Muscle relaxants are typically used for and are helpful with acute post-traumatic TTH rather than ETTH. Opioid medications are not utilized to treat ETTH. Botulinum toxin does not appear to be helpful.

==== Chronic ====
Classes of medications involved in treatment of CTTH include tricyclic antidepressants (TCAs), SSRIs, benzodiazepine (Clonazepam in small evening dose), and muscle relaxants. The most commonly utilized TCA is amitriptyline due to the postulated role in decreasing central sensitization and analgesic relief. Another popular TCA used is Doxepine. SSRIs may also be utilized for management of CTTH. For patients with concurrent muscle spasm and CTTH, the muscle relaxant Tizanidine can be a helpful option.

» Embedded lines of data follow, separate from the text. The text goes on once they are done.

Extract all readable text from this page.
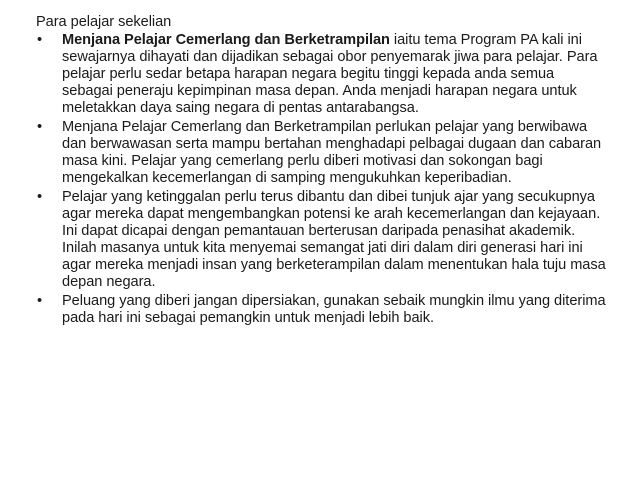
Para pelajar sekelian
• Menjana Pelajar Cemerlang dan Berketrampilan iaitu tema Program PA kali ini sewajarnya dihayati dan dijadikan sebagai obor penyemarak jiwa para pelajar. Para pelajar perlu sedar betapa harapan negara begitu tinggi kepada anda semua sebagai peneraju kepimpinan masa depan. Anda menjadi harapan negara untuk meletakkan daya saing negara di pentas antarabangsa.
• Menjana Pelajar Cemerlang dan Berketrampilan perlukan pelajar yang berwibawa dan berwawasan serta mampu bertahan menghadapi pelbagai dugaan dan cabaran masa kini. Pelajar yang cemerlang perlu diberi motivasi dan sokongan bagi mengekalkan kecemerlangan di samping mengukuhkan keperibadian.
• Pelajar yang ketinggalan perlu terus dibantu dan dibei tunjuk ajar yang secukupnya agar mereka dapat mengembangkan potensi ke arah kecemerlangan dan kejayaan. Ini dapat dicapai dengan pemantauan berterusan daripada penasihat akademik. Inilah masanya untuk kita menyemai semangat jati diri dalam diri generasi hari ini agar mereka menjadi insan yang berketerampilan dalam menentukan hala tuju masa depan negara.
• Peluang yang diberi jangan dipersiakan, gunakan sebaik mungkin ilmu yang diterima pada hari ini sebagai pemangkin untuk menjadi lebih baik.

These medications however, are not effective if concurrent overuse of over the counter medications or other analgesics is occurring. Stopping overuse must occur prior to proceeding with other forms of treatment.

=== Manual therapy ===
Current evidence for acupuncture is slight. A 2016 systematic review suggests better evidence among those with frequent tension headaches, but concludes that further trials comparing acupuncture with other treatment options are needed.

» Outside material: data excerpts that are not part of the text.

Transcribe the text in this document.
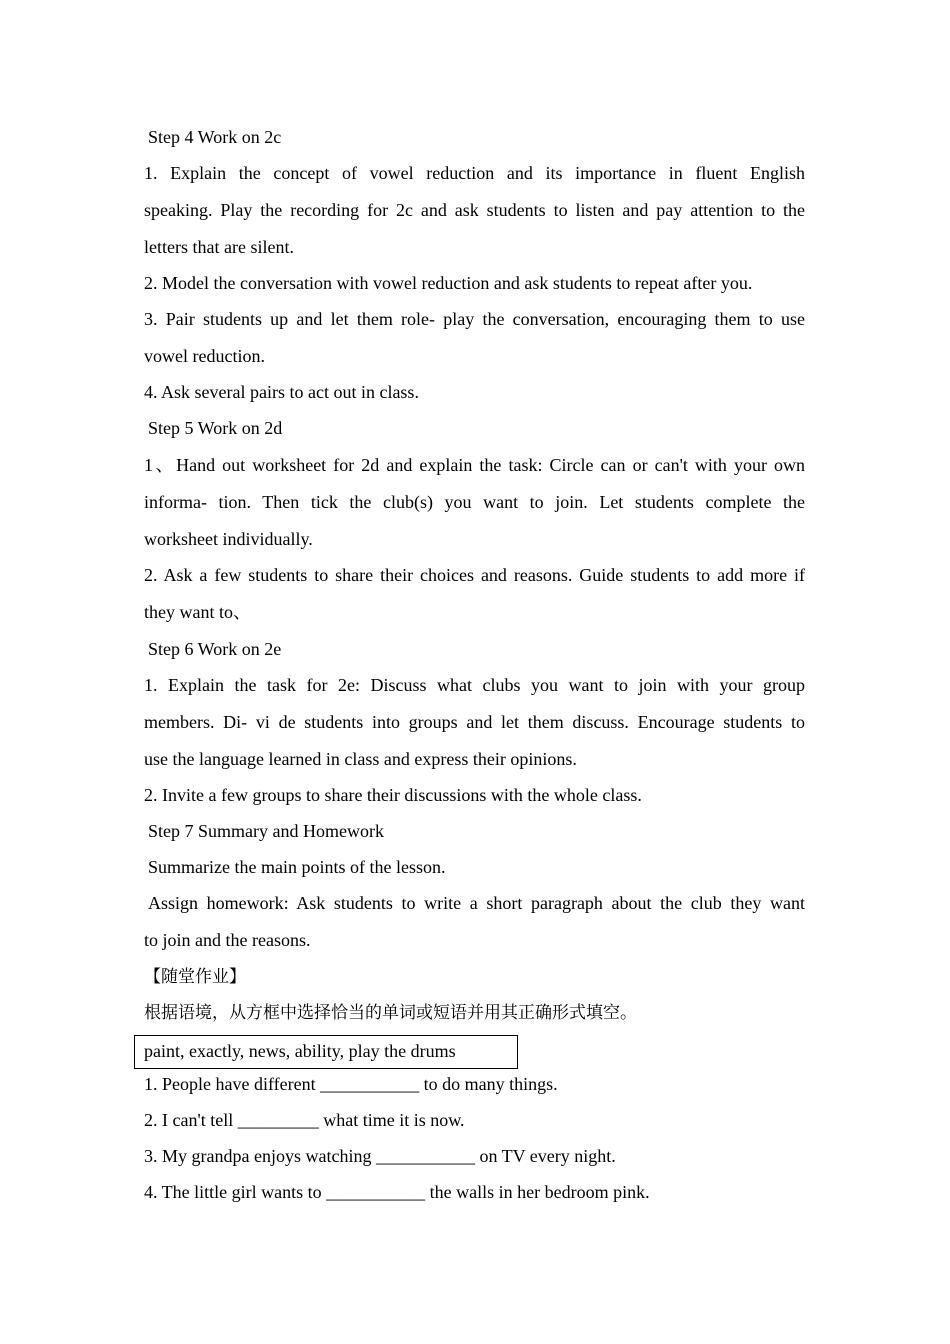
Step 4 Work on 2c
1. Explain the concept of vowel reduction and its importance in fluent English
speaking. Play the recording for 2c and ask students to listen and pay attention to the
letters that are silent.
2. Model the conversation with vowel reduction and ask students to repeat after you.
3. Pair students up and let them role- play the conversation, encouraging them to use
vowel reduction.
4. Ask several pairs to act out in class.
Step 5 Work on 2d
1、Hand out worksheet for 2d and explain the task: Circle can or can't with your own
informa- tion. Then tick the club(s) you want to join. Let students complete the
worksheet individually.
2. Ask a few students to share their choices and reasons. Guide students to add more if
they want to、
Step 6 Work on 2e
1. Explain the task for 2e: Discuss what clubs you want to join with your group
members. Di- vi de students into groups and let them discuss. Encourage students to
use the language learned in class and express their opinions.
2. Invite a few groups to share their discussions with the whole class.
Step 7 Summary and Homework
Summarize the main points of the lesson.
Assign homework: Ask students to write a short paragraph about the club they want
to join and the reasons.
【随堂作业】
根据语境，从方框中选择恰当的单词或短语并用其正确形式填空。
paint, exactly, news, ability, play the drums
1. People have different ___________ to do many things.
2. I can't tell _________ what time it is now.
3. My grandpa enjoys watching ___________ on TV every night.
4. The little girl wants to ___________ the walls in her bedroom pink.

People with tension-type headache often use spinal manipulation, soft tissue therapy, and myofascial trigger point treatment. Studies of effectiveness are mixed. A 2006 systematic review found no rigorous evidence supporting manual therapies for tension headache. A 2005 structured review found only weak evidence for the effectiveness of chiropractic manipulation for tension headache, and that it was probably more effective for tension headache than for migraine. Two other systematic reviews published between 2000 and May 2005 did not find conclusive evidence in favor of spinal manipulation. A 2012 systematic review of manual therapy found that hands-on work may reduce both the frequency and the intensity of chronic tension-type headaches. More current literature also appears to be mixed however, CTTH patients may benefit from massage and physiotherapy as suggested by a systemic review examining these modalities via RCTs specifically for this patient population Despite being helpful, the review also makes a point to note that there is no difference in effectiveness long term (6 months) between those CTTH patients utilizing TCAs and physiotherapy. Another systemic review comparing manual therapy to pharmacologic therapy also supports little long term difference in outcome regarding TTH frequency, duration, and intensity.

==Epidemiology==
As of 2016 tension headaches affect about 1.89 billion people and are more common in women than men (23% to 18% respectively). Despite its benign character, tension-type headache, especially in its chronic form, can impart significant disability on patients as well as burden on society at large.